The German federal parliament adopted an amendment to the Contergan Foundation Act on 19 June 2020, whereby benefits to thalidomide victims, once granted, cannot be revoked. This includes the thalidomide pension, which is paid by the Contergan Foundation. Only in special cases, such as deliberate deception, is it possible to withdraw benefits.

Supporting thalidomide-affected people and their families significantly improves their living conditions and enables them to socialise. Therefore, we very much welcome the federal parliament’s decision to uphold the claims of those affected.

Background

For more than 50 years, an established financial system has been in place to support victims and their families mitigate the consequences of thalidomide damage. Both Grünenthal and the Federal Republic of Germany made financial contributions to establish this system. Recently, the Contergan Foundation unilaterally decided to end its support of 58 thalidomide affected people based in Brazil. Grünenthal believes that the possible discontinuation of payments would have devastating economic and social consequences for those affected in Brazil.

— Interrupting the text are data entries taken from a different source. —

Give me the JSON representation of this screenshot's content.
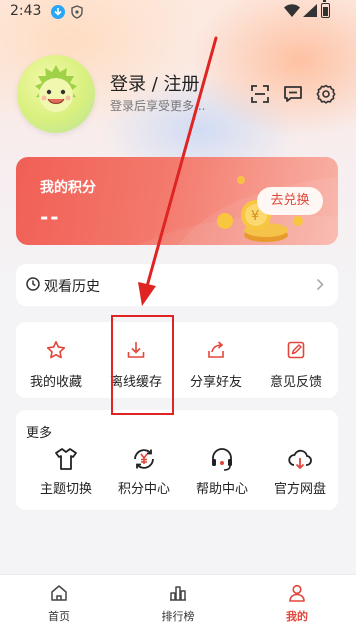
{
  "status_bar": {
    "time": "2:43"
  },
  "profile": {
    "login_title": "登录 / 注册",
    "login_subtitle": "登录后享受更多..."
  },
  "points_card": {
    "title": "我的积分",
    "value": "--",
    "redeem_label": "去兑换"
  },
  "history": {
    "label": "观看历史"
  },
  "quick_actions": [
    {
      "label": "我的收藏",
      "icon": "star-icon"
    },
    {
      "label": "离线缓存",
      "icon": "download-icon"
    },
    {
      "label": "分享好友",
      "icon": "share-icon"
    },
    {
      "label": "意见反馈",
      "icon": "edit-icon"
    }
  ],
  "more": {
    "title": "更多",
    "items": [
      {
        "label": "主题切换",
        "icon": "tshirt-icon"
      },
      {
        "label": "积分中心",
        "icon": "points-yen-icon"
      },
      {
        "label": "帮助中心",
        "icon": "headset-icon"
      },
      {
        "label": "官方网盘",
        "icon": "cloud-download-icon"
      }
    ]
  },
  "tabbar": [
    {
      "label": "首页",
      "icon": "home-icon",
      "active": false
    },
    {
      "label": "排行榜",
      "icon": "ranking-icon",
      "active": false
    },
    {
      "label": "我的",
      "icon": "profile-icon",
      "active": true
    }
  ],
  "colors": {
    "accent": "#e2463b",
    "highlight_annotation": "#e02424"
  }
}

The Contergan Foundation justifies its action by arguing that there is new evidence that Grünenthal’s thalidomide product was manufactured and marketed in Brazil, at that time by a business partner of Grünenthal. The persons concerned were therefore not entitled to payments under the Contergan Foundation Act, because only affected persons who have been harmed by “Chemie Grünenthal products” can claim benefits under the Act.

Grünenthal expressly points out that the thalidomide product was distributed in Brazil in cooperation with our business partner Pinheiros. At that time Grünenthal supplied not only the active ingredient thalidomide but also the finished tablets in bulk. Our partner deliberately differentiated their product in the Brazilian market from the other thalidomide imitations by portraying it as the original Grünenthal product. The Contergan Foundation itself, through its responsible committees, decided almost fifty years ago, in full knowledge of the circumstances, that the Brazilian thalidomide product was covered by the Thalidomide Foundation Law. We see no reason to doubt this assessment.

Although we do not agree with the recent actions of the Contergan Foundation, we had no influence over its decision, nor were we informed of it before the letters of consultation were sent out. Rather, Grünenthal itself has written to the Contergan Foundation to highlight that we still believe that Brazilian thalidomide products should be considered as products originating from Grünenthal and that we therefore do not consider the procedure to be appropriate.

The people affected by thalidomide in Brazil are dependent on benefits under the Thalidomide Foundation Act. In addition, anyone who has been harmed by a Grünenthal product containing thalidomide can apply for the benefits provided by the Grünenthal Foundation.